To bring you up-to-date, if you are scratching your head right now, first, the Sony PlayStation Network (referred to in shorthand as the “PSN”) was taken down last month in a concerted cyber attack which, at first Sony claimed was down due to “maintenance” but, eventually, they admitted that a hacking attack had taken them down. The hacker or hackers also caused Sony’s Qriocity services to go down. Oh, and wait – it also extended to the Sony Online Entertainment network. In short, if you have ever completed any transaction online with Sony, you need to treat your identity and credit card information as compromised.
Eventually, Sony copped to the truth. In a statement from Sony Sr. Director of Corporate Communications & Social Media, Patrick Seybold, Seybold explained that An external intrusion on our system has affected our PlayStation Network and Qriocity services. In order to conduct a thorough investigation and to verify the smooth and secure operation of our network services going forward, we turned off PlayStation Network & Qriocity services on the evening of Wednesday, April 20th. Providing quality entertainment services to our customers and partners is our utmost priority. We are doing all we can to resolve this situation quickly, and we once again thank you for your patience. We will continue to update you promptly as we have additional information to share.”

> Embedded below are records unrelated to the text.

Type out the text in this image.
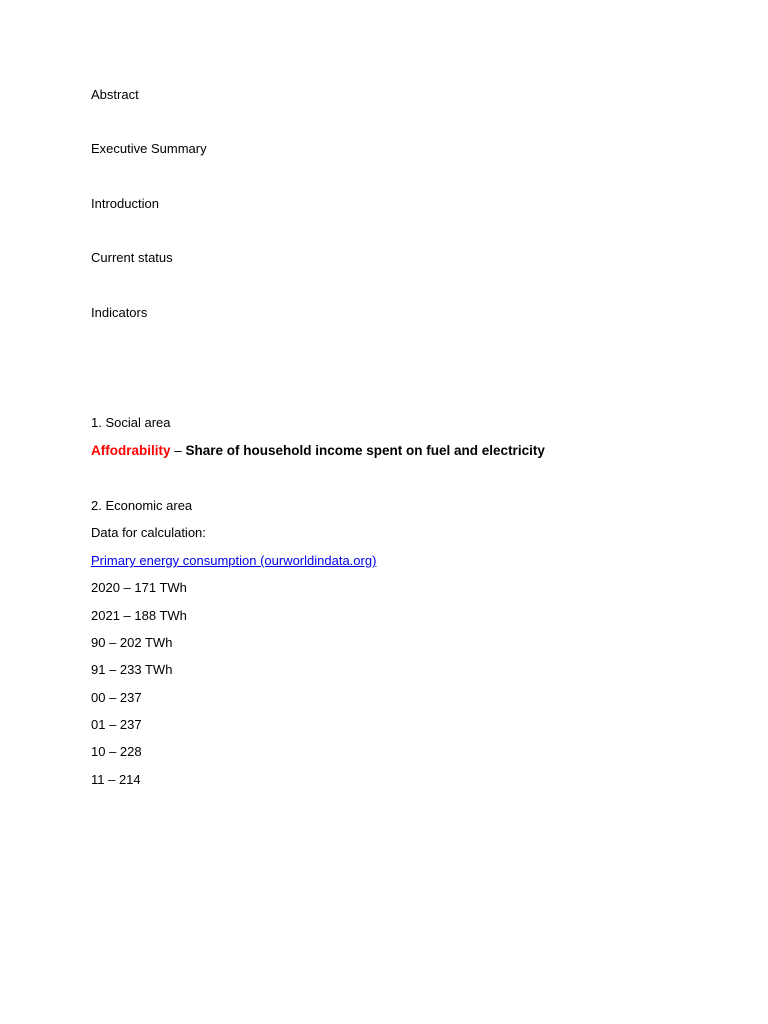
Abstract

Executive Summary

Introduction

Current status

Indicators

1. Social area

Affodrability – Share of household income spent on fuel and electricity

2. Economic area

Data for calculation:

Primary energy consumption (ourworldindata.org)

2020 – 171 TWh

2021 – 188 TWh

90 – 202 TWh

91 – 233 TWh

00 – 237

01 – 237

10 – 228

11 – 214
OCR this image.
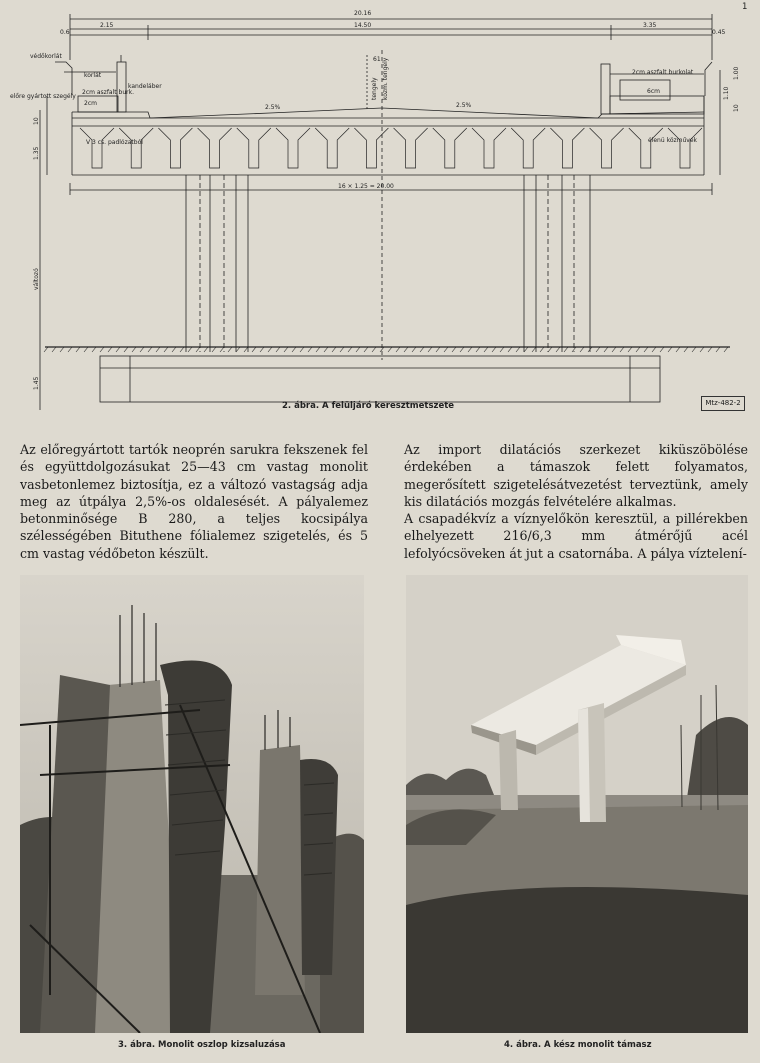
20.16
2.15	14.50	3.35
0.6	0.45
61
16 × 1.25 = 20.00
védőkorlát
korlát
kandeláber
előre gyártott szegély
2cm aszfalt burk.
2cm
2cm aszfalt burkolat
2.5%	2.5%
6cm
V 3 cs. padlózatból	élenü közművek
tengely közm. tengely
változó
1.45
1.35
10
1.10
1.00
10
Mtz-482-2
2. ábra. A felüljáró keresztmetszete
1
Az előregyártott tartók neoprén sarukra fekszenek fel és együttdolgozásukat 25—43 cm vastag monolit vasbetonlemez biztosítja, ez a változó vastagság adja meg az útpálya 2,5%-os oldalesését. A pályalemez betonminősége B 280, a teljes kocsipálya szélességében Bituthene fólialemez szigetelés, és 5 cm vastag védőbeton készült.
Az import dilatációs szerkezet kiküszöbölése érdekében a támaszok felett folyamatos, megerősített szigetelésátvezetést terveztünk, amely kis dilatációs mozgás felvételére alkalmas.
A csapadékvíz a víznyelőkön keresztül, a pillérekben elhelyezett 216/6,3 mm átmérőjű acél lefolyócsöveken át jut a csatornába. A pálya víztelení-
3. ábra. Monolit oszlop kizsaluzása	4. ábra. A kész monolit támasz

So, to make a long story short, Sony took the networks down themselves, after the PlayStation Network and Qriocity had suffered pounding, sustained cyber attacks.
It has been posited that those cyber attacks may have come, in part, from Sony PSPs that had been rooted – although whether the suggestion is that it was intentional, or that rooted PSPs had been infected with malware, isn’t yet clear.
After taking the systems down, and reinforcing and securing them, Sony started bringing the networks back up, on a region-by-region basis.
So, who is affected by this, other than those who were wanting, and unable, to play games on the PlayStation Network while it was down?
Pretty much anyone who has ever registered with the Playstation Network, as the hackers were able to steal all of that juicy user data, including not only names, usernames, and passwords but even, in all probability, credit card numbers (Sony has not confirmed this, but they haven’t denied it, either). In fact, security specialists have reported observing that a list of Sony PlayStation Network credit card numbers is being shopped around the dark underbelly of the Internet for as much as $100,000.
So, if anyone in your family has ever done business online with Sony, or connected a device to the Sony Online Network (does anyone in your family have a Sony PSP? Or a Playstation?), then you need to start watching your credit card statements very closely, and it may not be a bad idea to simply change your credit card out – and to check your credit report soon.